Georgia accuses Russia of 'ethnic cleansing'

Georgian President Mikheil Saakashvili appealed to the world to stop what he termed Russia's "barbaric, inhuman, treacherous" occupation, hours before US Secretary of State Condoleezza Rice arrives to secure Tbilisi's signature to a French-led peace...

Georgian President Mikheil Saakashvili appealed to the world to stop what he termed Russia's "barbaric, inhuman, treacherous" occupation, hours before US Secretary of State Condoleezza Rice arrives to secure Tbilisi's signature to a French-led peace deal.

Amid reports of looting by militias, Mr Saakashvili accused Russian troops of "ethnically cleansing" the rebel areas of Abkhazia and South Ossetia. He said Moscow wanted to force Georgia into a humiliation like the one suffered by Czechoslovakia at the hands of the Nazis.

Russia says its actions were fully justified by Georgia's "aggression" in attacking South Ossetia last week and maintains its troops must stay on the ground in Georgia to secure the situation and prevent further conflict.

"I accuse the government of Russia of a deliberate policy of ethnic cleansing", Mr Saakashvili said yesterday night. "We've received 14,000 reports of brutal attacks, slaughter, rapes and internment of people in violation of the rules of the Geneva Convention and international humanitarian law."

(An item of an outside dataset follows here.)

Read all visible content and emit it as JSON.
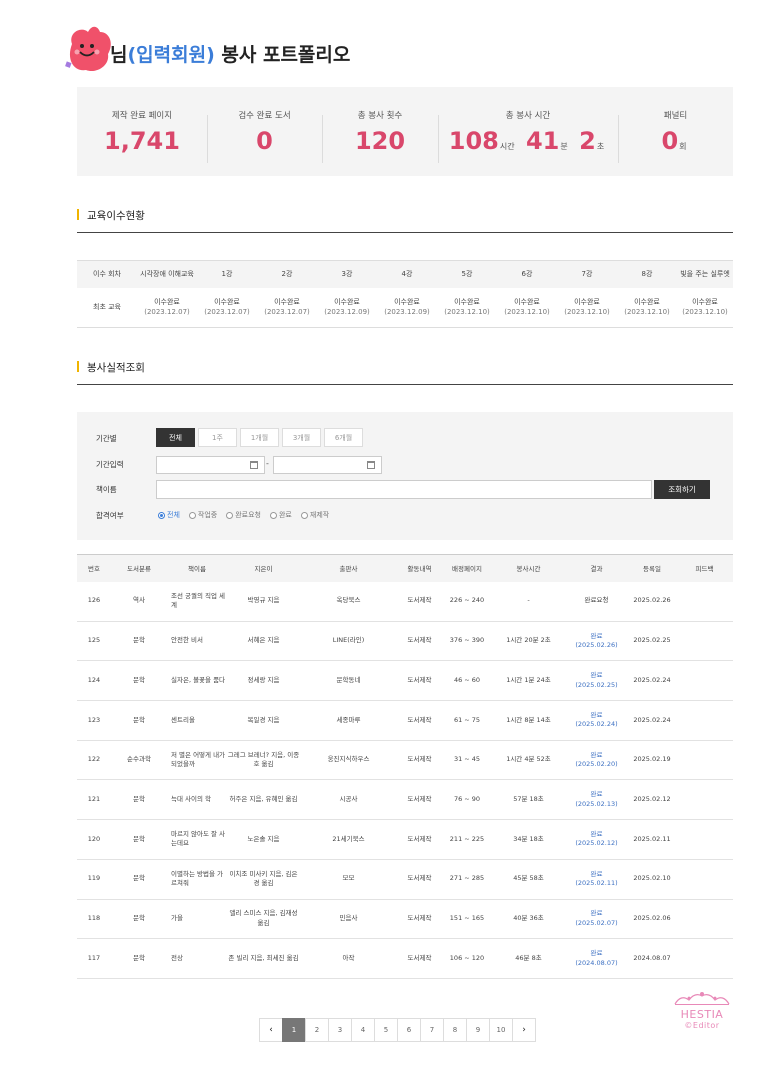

Moscow attacked Georgia with troops, tanks, planes and warships last week after Tbilisi sent a force into South Ossetia to try to take back control over the province, which threw off Georgian control in a war in the 1990s.

Russian troops and armour remained deep inside Georgian territory today, in Moscow's biggest show of force outside its borders since the Soviet Union collapsed in 1991.

The United Nations has expressed alarm at lawlessness in war-torn areas. Witnesses in the area have seen Ossetian militiamen attacking villages and stealing cars.

The United States, a close ally of Georgia, has accused Russia of trying to "punish Georgia for daring to try to integrate with the West" and has threatened serious consequences for years to come unless Moscow steps back.

In a move further souring Russia's ties with Washington, Poland agreed yesterday to host elements of a US anti- missile system on its land after Washington agreed to base a battery of Patriot missiles there amid the Georgia crisis.

Russia views the plans for an anti-missile system in Eastern Europe as a serious threat to its national security and has promised to respond.

A Moscow Foreign Ministry source told local agencies that the haste with which Poland and the US agreed the deal "proved" that the system was targeted at Russia.

Diplomatic efforts to end the crisis, which has unnerved oil markets and alarmed the West, continued.

Georgia has yet to formally place its signature on a peace deal brokered this week by France, and Mr Saakashvili appeared uncertain about it.

"We are still in the negotiating process...Russians are trying to justify their invasion and to legalise their presence in Georgia," Mr Saakashvili told CNN. "...I think we should take a closer look at it (the peace agreement)."

German Chancellor Angela Merkel will meet Russian President Dmitry Medvedev in Sochi, near Georgia's border, to urge Russia to embrace diplomacy in its showdown with its small neighbour.

Germany is Russia's biggest trading partner and has historically taken a balanced position towards Moscow, meaning the Kremlin pays close attention to Berlin.

Today, Russian tanks and armoured vehicles were again blocking the main entrance to the key Georgian town of Gori, 70 kilometres west of Tbilisi, a Reuters correspondent said.

Russian soldiers relaxing under trees at the Gori checkpoint said looters had been active in the town overnight.

The West is determined to stop the Caucasus sliding further into conflict, not least out of fear for the security of key oil supply routes through the region from the Caspian Sea.

Yesterday, witnesses said Russian tanks had rolled through the Black Sea port of Poti, accompanying trucks with troops to the port area. A large column of Russian troops was seen in the western town of Zugdidi, not far from the second pro-Moscow separatist region of Abkhazia.

French President Nicolas Sarkozy, architect of a three-day old ceasefire, said Saakashvili's signature to a six-point peace deal would "consolidate" the halt to fighting and lead to the withdrawal of Russian troops.

But Russian Foreign Minister Sergei Lavrov said: "We can forget about talks on Georgia's territorial integrity because it's impossible to force South Ossetia and Abkhazia to agree that they can be returned into Georgia's fold by force".

Russia has said the case of Kosovo, a breakaway province of Serbia whose self-proclaimed independence was promptly recognised by major Western powers, creates a legal precedent for Georgia's separatist regions of South Ossetia and Abkhazia.

White House spokesman Dana Perino, responding to Mr Lavrov, said Georgia's territorial integrity was not under debate.

"Georgia's borders have been reaffirmed by numerous Security Council resolutions. So the question of Abkhazia and South Ossetia will be the subject of international negotiations as they have been at the UN Security Council," she said.